Schulz-Juedes told police about the problems they were having with Landwehr and that they were suing him over the money they invested in the race track — close to $300,000, according to Gray.
When police went to question Landwehr a few days after the murder, he immediately got a lawyer involved, Gray noted.
“The evidence will show that they didn’t do anymore investigation on Landwehr,” he said.
In 2007, Gray said police got a tip that a man named Brian Demler was telling people that he was the getaway driver for a group of men who killed Juedes. Demler reportedly named Gary Upton, Jerry Gentry and Butch Patrick Lilley as the men he drove to Juedes’ house.
“He didn’t tell that one time.

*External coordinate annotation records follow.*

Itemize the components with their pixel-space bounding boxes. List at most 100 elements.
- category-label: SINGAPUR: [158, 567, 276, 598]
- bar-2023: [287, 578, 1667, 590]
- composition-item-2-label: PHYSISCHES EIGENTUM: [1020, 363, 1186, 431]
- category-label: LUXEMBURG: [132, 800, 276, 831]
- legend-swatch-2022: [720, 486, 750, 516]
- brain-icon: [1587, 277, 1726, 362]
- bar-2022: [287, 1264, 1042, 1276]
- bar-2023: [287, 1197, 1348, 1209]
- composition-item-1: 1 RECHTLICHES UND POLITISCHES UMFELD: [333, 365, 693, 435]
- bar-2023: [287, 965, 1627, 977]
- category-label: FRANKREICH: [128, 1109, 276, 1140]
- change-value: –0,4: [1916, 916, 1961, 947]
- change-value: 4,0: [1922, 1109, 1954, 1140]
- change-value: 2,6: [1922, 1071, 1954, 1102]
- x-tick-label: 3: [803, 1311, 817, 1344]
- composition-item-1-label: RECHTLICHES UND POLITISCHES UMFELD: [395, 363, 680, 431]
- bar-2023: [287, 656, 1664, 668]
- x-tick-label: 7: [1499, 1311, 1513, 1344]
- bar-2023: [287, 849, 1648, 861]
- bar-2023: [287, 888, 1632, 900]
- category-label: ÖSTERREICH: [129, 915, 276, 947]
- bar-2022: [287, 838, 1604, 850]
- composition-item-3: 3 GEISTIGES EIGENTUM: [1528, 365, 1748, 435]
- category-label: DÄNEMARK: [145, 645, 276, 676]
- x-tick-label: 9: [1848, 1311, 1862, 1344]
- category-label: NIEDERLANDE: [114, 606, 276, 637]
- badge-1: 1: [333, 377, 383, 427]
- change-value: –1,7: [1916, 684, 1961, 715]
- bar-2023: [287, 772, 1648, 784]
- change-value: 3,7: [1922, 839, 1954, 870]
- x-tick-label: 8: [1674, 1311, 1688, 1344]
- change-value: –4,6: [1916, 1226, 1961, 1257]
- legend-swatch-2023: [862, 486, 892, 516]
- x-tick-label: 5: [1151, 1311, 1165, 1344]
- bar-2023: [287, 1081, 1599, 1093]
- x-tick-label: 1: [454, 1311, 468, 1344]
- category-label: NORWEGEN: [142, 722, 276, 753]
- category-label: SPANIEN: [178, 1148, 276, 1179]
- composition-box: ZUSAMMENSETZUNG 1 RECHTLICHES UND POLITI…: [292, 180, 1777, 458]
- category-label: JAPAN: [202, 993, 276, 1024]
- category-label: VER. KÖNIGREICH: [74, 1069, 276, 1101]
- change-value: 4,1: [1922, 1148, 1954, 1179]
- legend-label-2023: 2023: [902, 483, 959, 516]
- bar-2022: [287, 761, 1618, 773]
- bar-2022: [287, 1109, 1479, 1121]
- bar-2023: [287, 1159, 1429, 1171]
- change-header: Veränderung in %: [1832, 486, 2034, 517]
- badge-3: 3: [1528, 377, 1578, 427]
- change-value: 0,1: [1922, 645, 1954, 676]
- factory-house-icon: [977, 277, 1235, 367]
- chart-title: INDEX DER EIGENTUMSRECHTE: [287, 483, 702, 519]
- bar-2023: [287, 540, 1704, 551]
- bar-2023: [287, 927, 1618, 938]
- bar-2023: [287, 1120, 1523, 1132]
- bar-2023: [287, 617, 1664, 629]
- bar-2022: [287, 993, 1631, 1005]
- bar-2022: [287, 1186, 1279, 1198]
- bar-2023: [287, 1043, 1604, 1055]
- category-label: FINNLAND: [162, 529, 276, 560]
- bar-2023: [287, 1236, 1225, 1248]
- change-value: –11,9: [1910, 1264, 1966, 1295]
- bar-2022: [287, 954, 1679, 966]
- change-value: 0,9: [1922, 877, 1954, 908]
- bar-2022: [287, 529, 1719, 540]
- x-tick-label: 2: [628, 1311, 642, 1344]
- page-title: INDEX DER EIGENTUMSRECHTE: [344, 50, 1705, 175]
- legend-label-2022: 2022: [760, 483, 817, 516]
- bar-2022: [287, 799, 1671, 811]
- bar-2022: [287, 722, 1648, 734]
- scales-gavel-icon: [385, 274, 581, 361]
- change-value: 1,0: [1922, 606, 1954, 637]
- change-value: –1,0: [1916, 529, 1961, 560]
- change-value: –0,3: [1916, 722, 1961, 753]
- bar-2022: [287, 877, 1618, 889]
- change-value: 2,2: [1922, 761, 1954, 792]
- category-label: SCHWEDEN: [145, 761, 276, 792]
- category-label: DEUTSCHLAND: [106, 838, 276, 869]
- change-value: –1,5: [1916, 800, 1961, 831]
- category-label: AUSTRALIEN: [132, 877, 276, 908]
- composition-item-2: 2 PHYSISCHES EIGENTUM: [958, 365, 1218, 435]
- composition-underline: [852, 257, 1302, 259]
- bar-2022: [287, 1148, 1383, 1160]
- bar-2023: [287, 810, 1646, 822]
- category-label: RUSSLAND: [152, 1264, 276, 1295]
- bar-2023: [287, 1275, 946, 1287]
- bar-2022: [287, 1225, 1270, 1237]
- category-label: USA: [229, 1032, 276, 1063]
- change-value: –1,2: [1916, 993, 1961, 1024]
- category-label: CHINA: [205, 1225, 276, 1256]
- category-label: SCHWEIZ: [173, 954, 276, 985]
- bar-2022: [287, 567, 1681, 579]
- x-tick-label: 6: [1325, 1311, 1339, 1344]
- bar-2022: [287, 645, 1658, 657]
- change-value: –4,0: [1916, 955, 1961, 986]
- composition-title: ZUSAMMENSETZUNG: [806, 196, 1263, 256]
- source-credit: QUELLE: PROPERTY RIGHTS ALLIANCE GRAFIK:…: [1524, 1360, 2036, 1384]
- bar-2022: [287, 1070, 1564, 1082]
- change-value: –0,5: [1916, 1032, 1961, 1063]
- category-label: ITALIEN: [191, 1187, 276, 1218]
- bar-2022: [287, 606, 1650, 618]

He told that to numerous people,” he said.
(None of the alleged perpetrators have been charged with a crime in this case).
Gray said the perpetrators were all involved in drugs and regularly brought cocaine to the race track.
“They all would take eight balls of cocaine, bring them to the Monster Hall bar and raceway, and get high and get drunk, day in and day out,” he said.
Gray also noted that Upton, Gentry and Lilley, who played Eddie Munster on TV, were investors in a brewery that Landwehr was looking to establish.
However, when questioned by police about his statements, Demler denied ever saying anything.
“After that, the investigation went back to Cindy,” he said Gray said investigators put a tracker on his client’s car and tapped her phone, but found nothing incriminating. He also said that the forensics team at the Juedes home found no evidence of a cleanup.
In 2014, Gray said police interviewed Upton, who also denied involvement. However, according to Gray, Upton told his wife that “we did ask Lilley if he could hire a hitman.”
It wasn’t until 2019 that a new set of investigators asked to speak to Schulz-Juedes at her home in Chippewa Falls.
“They questioned her for seven and a half hours,” he said. “They accused her of killing her husband and she adamantly denied it time and time again.”
A few weeks later, she was arrested for first-degree murder, and once she was taken to jail, police continued unsuccessfully to get a confession from her.
“Keep in mind, they have the burden of proof,” Gray told the jury.